I am not particularly nostalgic for the Bush era either. But Obama’s Reinhold Niebuhr act comes with potential costs of its own. While the last president exuded a cowboyish certainty, this president is constantly examining his conscience in public — but if their policies are basically the same, the latter is no less of a performance. And there are ways in which it may be a more fundamentally dishonest one, because it perpetually promises harmonies that can’t be achieved and policy shifts that won’t actually be delivered.

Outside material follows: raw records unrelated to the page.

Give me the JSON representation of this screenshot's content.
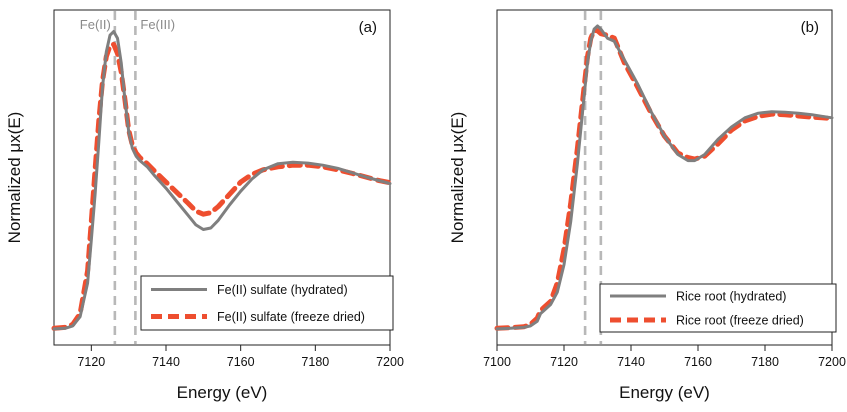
{
  "chart_data": [
    {
      "type": "line",
      "panel_label": "(a)",
      "xlabel": "Energy (eV)",
      "ylabel": "Normalized μx(E)",
      "xlim": [
        7110,
        7200
      ],
      "ylim": [
        0,
        1.0
      ],
      "x_ticks": [
        7120,
        7140,
        7160,
        7180,
        7200
      ],
      "y_ticks_shown": false,
      "grid": false,
      "legend_position": "bottom-right",
      "reference_lines": [
        {
          "x": 7126.3,
          "label": "Fe(II)",
          "color": "#b8b8b8",
          "style": "dashed"
        },
        {
          "x": 7131.8,
          "label": "Fe(III)",
          "color": "#b8b8b8",
          "style": "dashed"
        }
      ],
      "series": [
        {
          "name": "Fe(II) sulfate (hydrated)",
          "color": "#7f7f7f",
          "style": "solid",
          "x": [
            7110,
            7113,
            7115,
            7117,
            7119,
            7120,
            7121,
            7122,
            7123,
            7124,
            7125,
            7126,
            7127,
            7128,
            7129,
            7130,
            7131,
            7132,
            7133,
            7135,
            7137,
            7140,
            7143,
            7146,
            7148,
            7150,
            7152,
            7154,
            7157,
            7160,
            7163,
            7166,
            7170,
            7174,
            7178,
            7182,
            7186,
            7190,
            7194,
            7197,
            7200
          ],
          "y": [
            0.01,
            0.012,
            0.02,
            0.05,
            0.16,
            0.3,
            0.45,
            0.62,
            0.8,
            0.915,
            0.97,
            0.982,
            0.96,
            0.88,
            0.76,
            0.655,
            0.6,
            0.575,
            0.56,
            0.54,
            0.51,
            0.47,
            0.425,
            0.38,
            0.35,
            0.335,
            0.34,
            0.365,
            0.415,
            0.46,
            0.5,
            0.53,
            0.55,
            0.555,
            0.552,
            0.545,
            0.535,
            0.52,
            0.505,
            0.495,
            0.485
          ]
        },
        {
          "name": "Fe(II) sulfate (freeze dried)",
          "color": "#ee4e2f",
          "style": "dashed",
          "x": [
            7110,
            7113,
            7115,
            7117,
            7119,
            7120,
            7121,
            7122,
            7123,
            7124,
            7125,
            7126,
            7127,
            7128,
            7129,
            7130,
            7131,
            7132,
            7133,
            7135,
            7137,
            7140,
            7143,
            7146,
            7148,
            7150,
            7152,
            7154,
            7157,
            7160,
            7163,
            7166,
            7170,
            7174,
            7178,
            7182,
            7186,
            7190,
            7194,
            7197,
            7200
          ],
          "y": [
            0.012,
            0.015,
            0.025,
            0.06,
            0.2,
            0.36,
            0.53,
            0.69,
            0.82,
            0.9,
            0.935,
            0.94,
            0.91,
            0.85,
            0.76,
            0.66,
            0.61,
            0.585,
            0.57,
            0.55,
            0.525,
            0.49,
            0.455,
            0.42,
            0.395,
            0.385,
            0.39,
            0.41,
            0.45,
            0.49,
            0.515,
            0.53,
            0.54,
            0.545,
            0.545,
            0.54,
            0.53,
            0.518,
            0.505,
            0.495,
            0.488
          ]
        }
      ]
    },
    {
      "type": "line",
      "panel_label": "(b)",
      "xlabel": "Energy (eV)",
      "ylabel": "Normalized μx(E)",
      "xlim": [
        7100,
        7200
      ],
      "ylim": [
        0,
        1.0
      ],
      "x_ticks": [
        7100,
        7120,
        7140,
        7160,
        7180,
        7200
      ],
      "y_ticks_shown": false,
      "grid": false,
      "legend_position": "bottom-right",
      "reference_lines": [
        {
          "x": 7126.3,
          "label": "",
          "color": "#b8b8b8",
          "style": "dashed"
        },
        {
          "x": 7131.0,
          "label": "",
          "color": "#b8b8b8",
          "style": "dashed"
        }
      ],
      "series": [
        {
          "name": "Rice root (hydrated)",
          "color": "#7f7f7f",
          "style": "solid",
          "x": [
            7100,
            7104,
            7108,
            7110,
            7112,
            7113,
            7114,
            7116,
            7118,
            7120,
            7122,
            7124,
            7126,
            7127,
            7128,
            7129,
            7130,
            7131,
            7133,
            7135,
            7138,
            7142,
            7146,
            7150,
            7154,
            7157,
            7159,
            7162,
            7166,
            7170,
            7174,
            7178,
            7182,
            7186,
            7190,
            7194,
            7197,
            7200
          ],
          "y": [
            0.01,
            0.012,
            0.015,
            0.02,
            0.035,
            0.06,
            0.07,
            0.09,
            0.13,
            0.22,
            0.36,
            0.55,
            0.77,
            0.88,
            0.95,
            0.99,
            1.0,
            0.99,
            0.96,
            0.95,
            0.89,
            0.81,
            0.72,
            0.64,
            0.58,
            0.56,
            0.56,
            0.58,
            0.63,
            0.67,
            0.7,
            0.715,
            0.72,
            0.718,
            0.715,
            0.71,
            0.705,
            0.7
          ]
        },
        {
          "name": "Rice root (freeze dried)",
          "color": "#ee4e2f",
          "style": "dashed",
          "x": [
            7100,
            7104,
            7108,
            7110,
            7112,
            7113,
            7114,
            7116,
            7118,
            7120,
            7122,
            7124,
            7126,
            7127,
            7128,
            7129,
            7130,
            7131,
            7133,
            7135,
            7138,
            7142,
            7146,
            7150,
            7154,
            7157,
            7159,
            7162,
            7166,
            7170,
            7174,
            7178,
            7182,
            7186,
            7190,
            7194,
            7197,
            7200
          ],
          "y": [
            0.012,
            0.014,
            0.017,
            0.025,
            0.045,
            0.07,
            0.08,
            0.1,
            0.16,
            0.27,
            0.42,
            0.6,
            0.8,
            0.9,
            0.96,
            0.985,
            0.985,
            0.975,
            0.97,
            0.96,
            0.88,
            0.8,
            0.715,
            0.64,
            0.585,
            0.57,
            0.565,
            0.575,
            0.615,
            0.66,
            0.69,
            0.705,
            0.712,
            0.71,
            0.706,
            0.702,
            0.7,
            0.698
          ]
        }
      ]
    }
  ]
}
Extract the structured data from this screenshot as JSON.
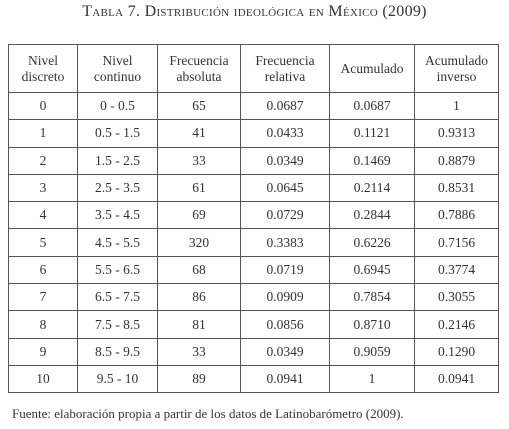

That’s a cynical reading on Obama’s speech, but it feels like the right one. Listened to or skimmed, the address seemed to promise real limits on presidential power, a real horizon for the war on terror. But when parsed carefully, it’s not clear how much practical effect its promises will have.
For instance, the president insisted that “history will cast a harsh judgment” on indefinite detention — but proposed no actual plan to deal with Gitmo detainees who (in his own words) “we know have participated in dangerous plots or attacks but who cannot be prosecuted.” He promised that drone attacks would be carried out only amid “near-certainty that no civilians will be killed or injured” — but also suggested, in defiance of much evidence, that this standard is already being met. He pledged to support efforts to “ultimately repeal” the post-9/11 authorization for the use of military force — but offered no timetable to contradict the recent testimony from a Defense Department official projecting another 10 to 20 years of military activity.
Over all, as the Brookings Institution’s Benjamin Wittes put it, the speech seemed written to align Obama “as publicly as possible with the critics of the positions his administration is taking without undermining his administration’s operational flexibility in actual fact.”